Green Bonds as a Catalyst for the Green Transformation?
ResearchZEW study on the impact of green bonds
Green bonds are intended to channel capital into sustainable projects – but do they actually deliver on this promise? A new ZEW policy brief shows: when governments issue green bonds, they can use auction design to steer institutional investors towards a more sustainable orientation. Banks that offer green bonds are also increasingly granting loans with a positive climate impact. However, the positive climate effects are seen mainly among companies that are already above average in terms of sustainability.
“Green bonds certainly have the potential to generate positive environmental effects. For example, by encouraging institutional investors to increase their investments in green financial products or by motivating banks to provide loans with a positive climate impact,” says Karolin Kirschenmann, deputy head of ZEW's Research Unit “Pensions and Sustainable Financial Markets”. “But to accelerate the transformation of carbon-intensive industries, financial products that create more targeted incentives, such as transition bonds or transition loans, as well as reliable long-term frameworks are needed.”
Strategic auction design increases sustainability impact
The researchers demonstrate that the design of auctions for green government bonds can create strategic incentives. Investors who commit in advance to a “greener” portfolio can secure advantages in the bidding process. The self-commitment increases their willingness to pay, meaning higher auction revenues can be achieved, which more than compensate for any costs arising from the commitment. The effect on demand for further green financial products therefore goes beyond the individual bond purchase, making institutional portfolios more sustainable overall.

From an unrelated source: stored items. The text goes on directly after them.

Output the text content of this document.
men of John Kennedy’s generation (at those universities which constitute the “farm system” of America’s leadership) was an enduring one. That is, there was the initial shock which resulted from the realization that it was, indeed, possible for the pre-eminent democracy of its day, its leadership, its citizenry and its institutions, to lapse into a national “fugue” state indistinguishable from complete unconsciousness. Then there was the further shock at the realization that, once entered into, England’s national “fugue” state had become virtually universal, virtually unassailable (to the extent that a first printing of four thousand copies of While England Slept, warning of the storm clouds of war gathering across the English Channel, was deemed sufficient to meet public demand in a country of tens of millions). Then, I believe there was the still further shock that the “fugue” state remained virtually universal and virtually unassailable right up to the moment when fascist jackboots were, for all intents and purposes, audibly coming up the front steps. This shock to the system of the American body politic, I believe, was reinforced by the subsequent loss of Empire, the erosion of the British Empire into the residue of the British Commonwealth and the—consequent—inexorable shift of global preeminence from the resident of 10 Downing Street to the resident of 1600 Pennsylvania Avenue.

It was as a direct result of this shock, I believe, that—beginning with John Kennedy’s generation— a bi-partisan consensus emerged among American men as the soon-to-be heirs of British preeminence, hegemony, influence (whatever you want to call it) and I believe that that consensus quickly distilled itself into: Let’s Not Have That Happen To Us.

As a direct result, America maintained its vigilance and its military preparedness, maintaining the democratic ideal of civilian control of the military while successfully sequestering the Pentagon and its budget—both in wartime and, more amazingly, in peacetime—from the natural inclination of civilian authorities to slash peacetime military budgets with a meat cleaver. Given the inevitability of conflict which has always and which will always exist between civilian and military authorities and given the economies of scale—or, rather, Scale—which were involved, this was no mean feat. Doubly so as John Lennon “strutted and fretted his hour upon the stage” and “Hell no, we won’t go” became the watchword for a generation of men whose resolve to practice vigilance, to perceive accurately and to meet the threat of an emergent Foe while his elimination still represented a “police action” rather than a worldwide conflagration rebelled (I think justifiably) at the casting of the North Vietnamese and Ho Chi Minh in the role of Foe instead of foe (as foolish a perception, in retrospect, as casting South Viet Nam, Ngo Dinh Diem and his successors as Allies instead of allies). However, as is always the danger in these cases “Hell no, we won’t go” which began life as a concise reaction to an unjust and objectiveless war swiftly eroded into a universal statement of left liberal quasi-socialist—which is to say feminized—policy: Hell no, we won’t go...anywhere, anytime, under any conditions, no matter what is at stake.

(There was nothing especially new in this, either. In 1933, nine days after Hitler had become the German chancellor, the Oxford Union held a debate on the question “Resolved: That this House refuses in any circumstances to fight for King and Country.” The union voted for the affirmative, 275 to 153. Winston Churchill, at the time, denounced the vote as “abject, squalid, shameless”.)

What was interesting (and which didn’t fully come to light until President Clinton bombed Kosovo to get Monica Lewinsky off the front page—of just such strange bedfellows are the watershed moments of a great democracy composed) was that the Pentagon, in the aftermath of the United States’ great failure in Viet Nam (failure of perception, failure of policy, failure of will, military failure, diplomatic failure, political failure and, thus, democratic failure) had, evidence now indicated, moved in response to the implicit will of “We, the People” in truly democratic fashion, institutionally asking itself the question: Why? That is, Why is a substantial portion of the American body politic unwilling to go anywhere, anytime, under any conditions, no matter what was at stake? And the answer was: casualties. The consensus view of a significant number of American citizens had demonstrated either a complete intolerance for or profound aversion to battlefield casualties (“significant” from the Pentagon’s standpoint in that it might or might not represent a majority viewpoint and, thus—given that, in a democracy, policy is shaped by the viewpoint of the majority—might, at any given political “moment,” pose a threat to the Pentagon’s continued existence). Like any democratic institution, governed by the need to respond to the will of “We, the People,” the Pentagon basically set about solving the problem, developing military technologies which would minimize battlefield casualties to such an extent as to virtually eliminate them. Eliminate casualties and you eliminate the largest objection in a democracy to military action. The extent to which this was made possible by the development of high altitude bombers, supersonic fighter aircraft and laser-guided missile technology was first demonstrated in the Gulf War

For this to materialise, the auction design must make such strategic commitments visible and harness them: “In order for green bonds to play a pivotal role in the ecological transformation, governments should actively shape their design. For instance, through appropriate auction mechanisms,” Kirschenmann concludes. “These provide investors with incentives to commit to green portfolios even before the auction to gain a strategic advantage in the allocation process.”
Banks primarily finance firms that are already green
The ZEW policy brief highlights that, following the issuance of green bonds, banks significantly increase their lending to environmentally friendly companies – particularly through sustainability-linked loans to new clients. Such loans are often tied to measurable sustainability targets, which demonstrably lead to lower emissions. Interestingly, even banks that have not issued their own green bonds are also increasingly participating in these loans (“green spillovers”) once other institutions stimulate the market.
But most of the additional capital flows to companies that are already above average in terms of sustainability. For carbon-intensive firms that are facing a demanding transformation process, the effect does not materialise. Here, the researchers identify a need for action. Financial products that target the transformation process more precisely (e.g. transition bonds or transition loans), together with favourable and reliable long-term regulatory frameworks, could create incentives for private capital to be channelled directly into transformation projects.